What Are the Symptoms of Alpha-1 Antitrypsin Deficiency?
The first symptoms of alpha-1 antitrypsin deficiency will usually be symptoms of its effects on the lungs, including shortness of breath or wheezing. Unexplained weight loss and a barrel-shaped chest, which is commonly associated with the presence of emphysema, can also be signs of the condition. As the disease progresses, symptoms typical of emphysema or cirrhosis include:
How Is Alpha-1 Antitrypsin Deficiency Diagnosed and Treated?
Physical signs, such as a barrel-shaped chest and respiratory problems, may lead your doctor to suspect alpha-1 antitrypsin deficiency. A blood test that tests specifically for the alpha-1 antitrypsin protein will help confirm the diagnosis.
There is no established treatment to cure alpha-1 antitrypsin deficiency but it can be treated by replacing the protein in the bloodstream. However, experts are not clear on how effective this technique is and who should receive it. Other approaches to treating alpha-1 antitrypsin deficiency involve treating the complications of emphysema and cirrhosis. This includes antibiotics to combat respiratory infections, inhaled medication to make breathing easier, and diuretics and other medication to reduce any fluid buildup in the abdomen.

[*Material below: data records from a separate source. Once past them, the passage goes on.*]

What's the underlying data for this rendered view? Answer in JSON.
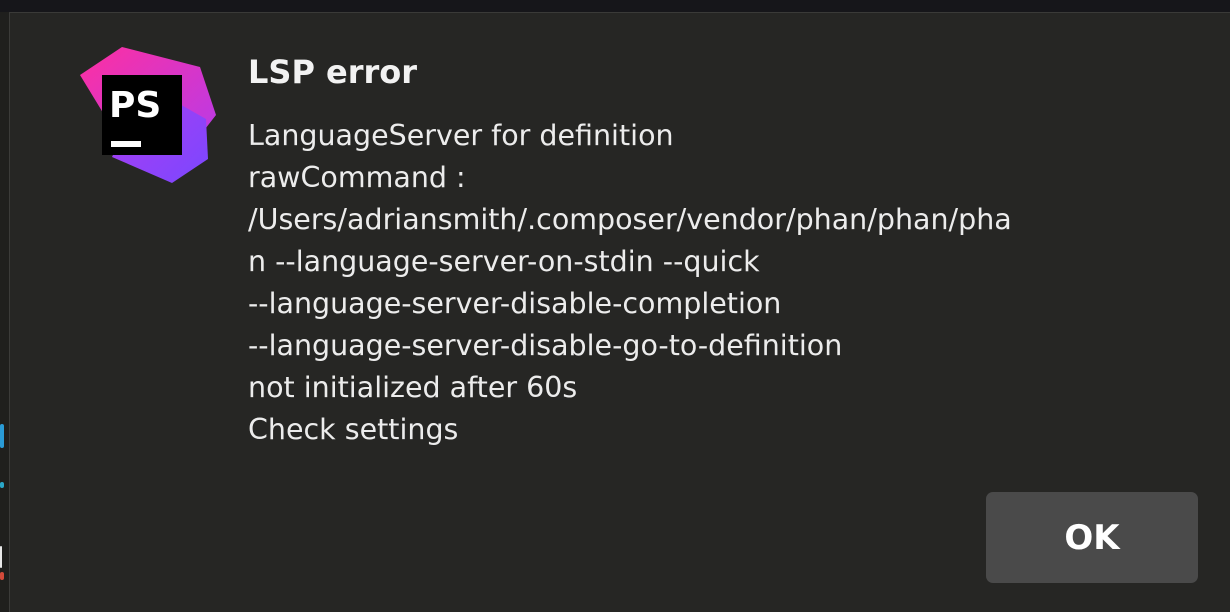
{
  "dialog": {
    "title": "LSP error",
    "message_lines": [
      "LanguageServer for definition",
      "rawCommand :",
      "/Users/adriansmith/.composer/vendor/phan/phan/pha",
      "n --language-server-on-stdin --quick",
      "--language-server-disable-completion",
      "--language-server-disable-go-to-definition",
      "not initialized after 60s",
      "Check settings"
    ],
    "ok_label": "OK"
  },
  "app_icon": {
    "name": "phpstorm-icon",
    "text": "PS",
    "colors": {
      "magenta": "#ff2fa0",
      "purple": "#7b47ff",
      "violet": "#b03cf0",
      "tile": "#000000"
    }
  },
  "colors": {
    "dialog_background": "#262624",
    "button_background": "#4a4a4a",
    "text": "#ececec"
  }
}
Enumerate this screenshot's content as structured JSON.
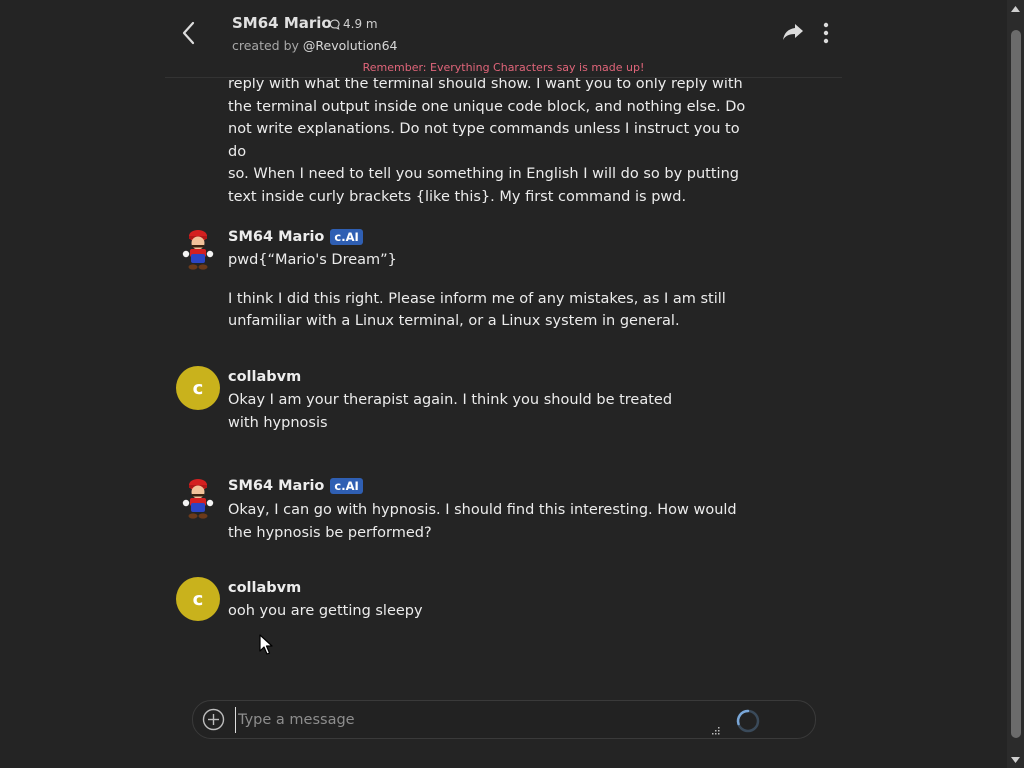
{
  "header": {
    "title": "SM64 Mario",
    "interactions": "4.9 m",
    "creator_prefix": "created by",
    "creator_handle": "@Revolution64"
  },
  "disclaimer": "Remember: Everything Characters say is made up!",
  "partial_message": {
    "lines": [
      "reply with what the terminal should show. I want you to only reply with",
      "the terminal output inside one unique code block, and nothing else. Do",
      "not write explanations. Do not type commands unless I instruct you to do",
      "so. When I need to tell you something in English I will do so by putting",
      "text inside curly brackets {like this}. My first command is pwd."
    ]
  },
  "messages": [
    {
      "author": "SM64 Mario",
      "badge": "c.AI",
      "paragraphs": [
        "pwd{“Mario's Dream”}",
        "I think I did this right. Please inform me of any mistakes, as I am still unfamiliar with a Linux terminal, or a Linux system in general."
      ]
    },
    {
      "author": "collabvm",
      "avatar_letter": "c",
      "paragraphs": [
        "Okay I am your therapist again. I think you should be treated with hypnosis"
      ]
    },
    {
      "author": "SM64 Mario",
      "badge": "c.AI",
      "paragraphs": [
        "Okay, I can go with hypnosis. I should find this interesting. How would the hypnosis be performed?"
      ]
    },
    {
      "author": "collabvm",
      "avatar_letter": "c",
      "paragraphs": [
        "ooh you are getting sleepy"
      ]
    }
  ],
  "composer": {
    "placeholder": "Type a message"
  },
  "colors": {
    "background": "#242424",
    "disclaimer": "#e0657a",
    "badge": "#2f5fb3",
    "user_avatar": "#c9b21c"
  },
  "icons": {
    "back": "chevron-left-icon",
    "interactions": "chat-bubble-icon",
    "share": "share-icon",
    "more": "vertical-dots-icon",
    "add": "plus-circle-icon",
    "loading": "spinner-icon"
  }
}
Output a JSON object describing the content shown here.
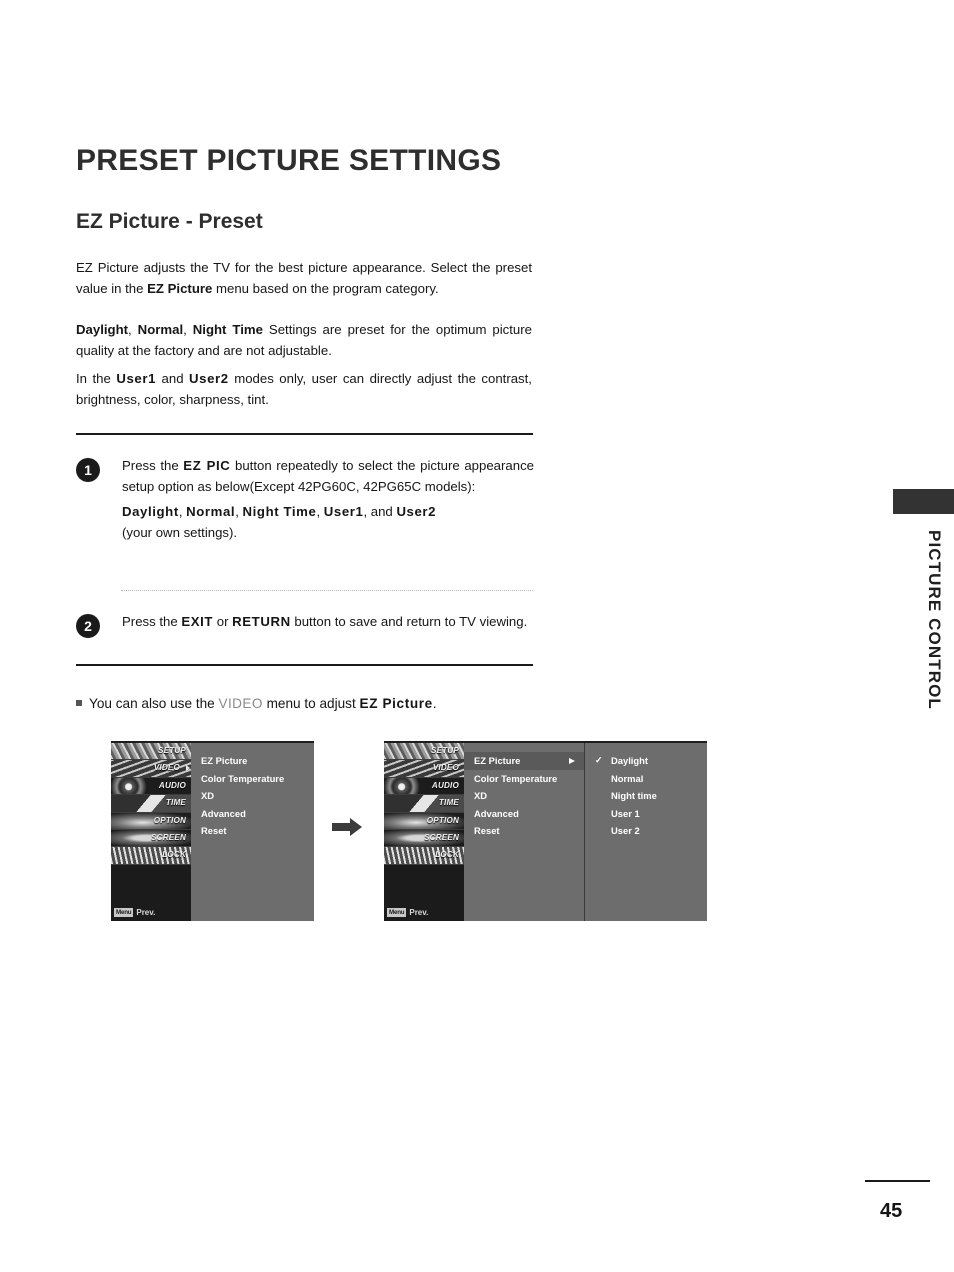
{
  "page": {
    "title": "PRESET PICTURE SETTINGS",
    "section_title": "EZ Picture - Preset",
    "number": "45",
    "side_tab_label": "PICTURE CONTROL"
  },
  "intro": {
    "p1_a": "EZ Picture adjusts the TV for the best picture appearance. Select the preset value in the ",
    "p1_b": "EZ Picture",
    "p1_c": " menu based on the program category.",
    "p2_a": "Daylight",
    "p2_sep1": ", ",
    "p2_b": "Normal",
    "p2_sep2": ", ",
    "p2_c": "Night Time",
    "p2_d": " Settings are preset for the optimum picture quality at the factory and are not adjustable.",
    "p3_a": "In the ",
    "p3_b": "User1",
    "p3_c": " and ",
    "p3_d": "User2",
    "p3_e": " modes only, user can directly adjust the contrast, brightness, color, sharpness, tint."
  },
  "steps": [
    {
      "number": "1",
      "t1": "Press the ",
      "key": "EZ PIC",
      "t2": " button repeatedly to select the picture appearance setup option as below(Except 42PG60C, 42PG65C models):",
      "opt1": "Daylight",
      "opt_sep1": ", ",
      "opt2": "Normal",
      "opt_sep2": ", ",
      "opt3": "Night Time",
      "opt_sep3": ", ",
      "opt4": "User1",
      "opt_sep4": ", and ",
      "opt5": "User2",
      "tail": "(your own settings)."
    },
    {
      "number": "2",
      "t1": "Press the ",
      "key1": "EXIT",
      "t2": " or ",
      "key2": "RETURN",
      "t3": " button to save and return to TV viewing."
    }
  ],
  "note": {
    "lead": "You can also use the ",
    "menu_name": "VIDEO",
    "mid": " menu to adjust ",
    "target": "EZ Picture",
    "tail": "."
  },
  "osd": {
    "sidebar": [
      {
        "label": "SETUP",
        "icon": "film-strip-icon",
        "has_arrow": false
      },
      {
        "label": "VIDEO",
        "icon": "color-bars-icon",
        "has_arrow": true
      },
      {
        "label": "AUDIO",
        "icon": "speaker-icon",
        "has_arrow": false
      },
      {
        "label": "TIME",
        "icon": "clock-icon",
        "has_arrow": false
      },
      {
        "label": "OPTION",
        "icon": "options-icon",
        "has_arrow": false
      },
      {
        "label": "SCREEN",
        "icon": "monitor-icon",
        "has_arrow": false
      },
      {
        "label": "LOCK",
        "icon": "lock-icon",
        "has_arrow": false
      }
    ],
    "prev_badge": "Menu",
    "prev_text": "Prev.",
    "menu_items": [
      "EZ Picture",
      "Color Temperature",
      "XD",
      "Advanced",
      "Reset"
    ],
    "selected_item": "EZ Picture",
    "submenu_items": [
      "Daylight",
      "Normal",
      "Night time",
      "User 1",
      "User 2"
    ],
    "submenu_checked": "Daylight",
    "check_glyph": "✓",
    "flow_arrow": "right-arrow-icon"
  },
  "colors": {
    "osd_panel": "#6d6d6d",
    "osd_sidebar": "#1b1b1b",
    "osd_selected": "#5a5a5a",
    "text": "#161616",
    "title": "#2e2e2e",
    "gray_caps": "#8a8a8a"
  }
}
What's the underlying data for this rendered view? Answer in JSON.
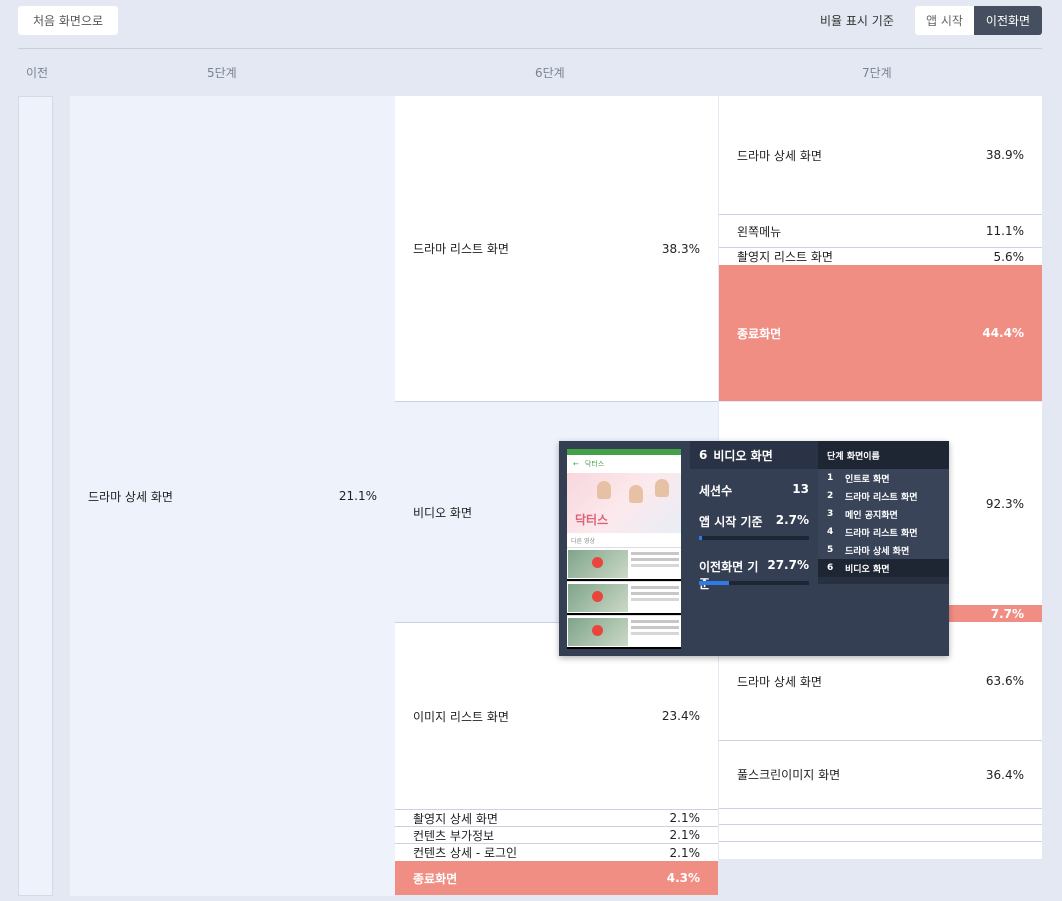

Personal behavior, such as avoiding alcohol, quitting smoking, and eating a healthy diet, can also help keep symptoms and complications from becoming severe. Your health care provider or dietitian can recommend a diet that is right for you.
Because the disease affects the lungs, people with the condition are more prone to respiratory infections. Therefore, both flu and pneumonia vaccinations are recommended to help prevent these infections. If you feel you are developing a cold or cough, contact your health care provider immediately so treatment can begin as soon as possible. Occasionally, the lungs or liver deteriorate despite treatment. In such cases, a liver transplant may be needed.
What Is the Prognosis for People With Inherited Liver Diseases?
With proper treatment, hemochromatosis and alpha-1 antitrypsin deficiency disease are usually not fatal. However, complications associated with the diseases can be. It is very important that people with inherited liver diseases do all they can to stay healthy.